Thursday, October 16, 2008

Some random thoughts

Re the word - it's not what it means that matters, it's what it does in you and what you do in it.

Re the image of "setting a blind man free into the forest and asking him to find his way home" - wrong image - it's more like the one who sees and is at home being released in a forest of the blind.

2 comments:

scott gray said...

but how the word affects one begins in meaning. beyond meaning is value. beyond value is action.

bob, how have you been? what fun and interesting things are you thinking about these days?

scott

Bob MacDonald said...

I suppose it must 'mean' something - but when we say we 'understand the meaning' we intend this as 'we have power over the word' but it should be that we are 'standing under' the word. It is in the doing i.e. the obedience - the action - that understanding happens - not just in the thinking about it.

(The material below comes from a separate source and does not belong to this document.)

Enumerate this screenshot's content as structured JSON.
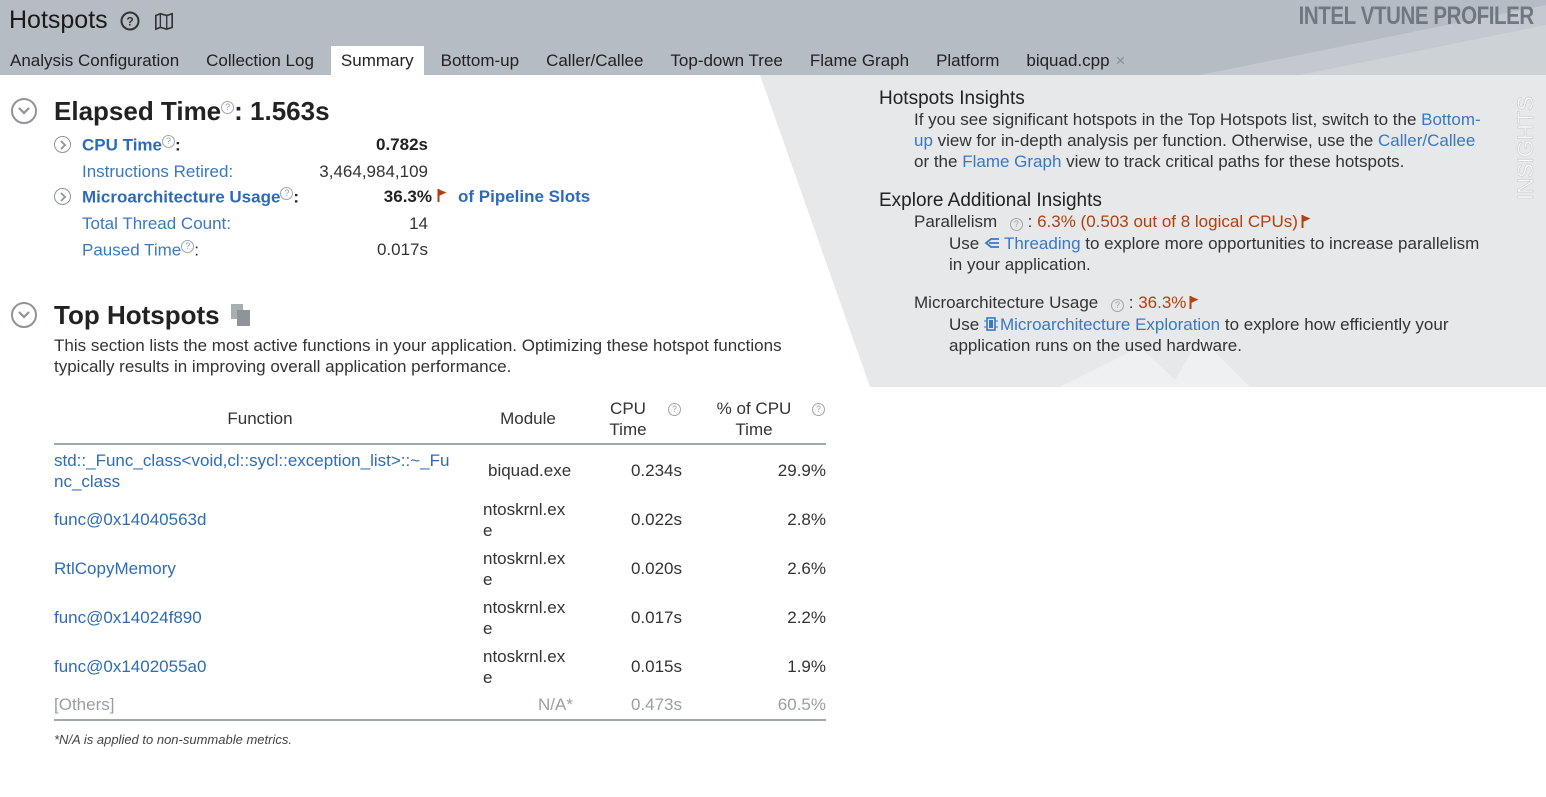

Today I prepare for a funeral of my sister in Toronto - long flight this weekend. I have had some fun in the Sunday School classes - see the St Barnabas blog

I also will visit my Ottawa office and see how things are there with respect to their forecasts and marketing activities as well as coach a new support person who is in training.

Tonight I am attending a third session with the scientist and theologian Sir John Polkinghorne.

I will miss this lecture next Tuesday: The differing descriptions of science and theology about the nature of reality must bear some complementary relationship to each other. There must, therefore, be a degree of mutual consonance in what they have to say on certain matters. This is illustrated in considerations of how physical cosmology relates to a doctrine of creation; how science’s account of the causal nexus of the world relates to claims of divine providential action; and how the deep-seated inter-relationality of the physical world, evident in such phenomena as quantum entanglement, might be viewed in the light of Trinitarian theology.

It is as I had expected that there is no conflict between faith and science - how could there be? The only conflicts we have are in our own desire to be 'on top of things' rather than recognizing that this is not completely feasible.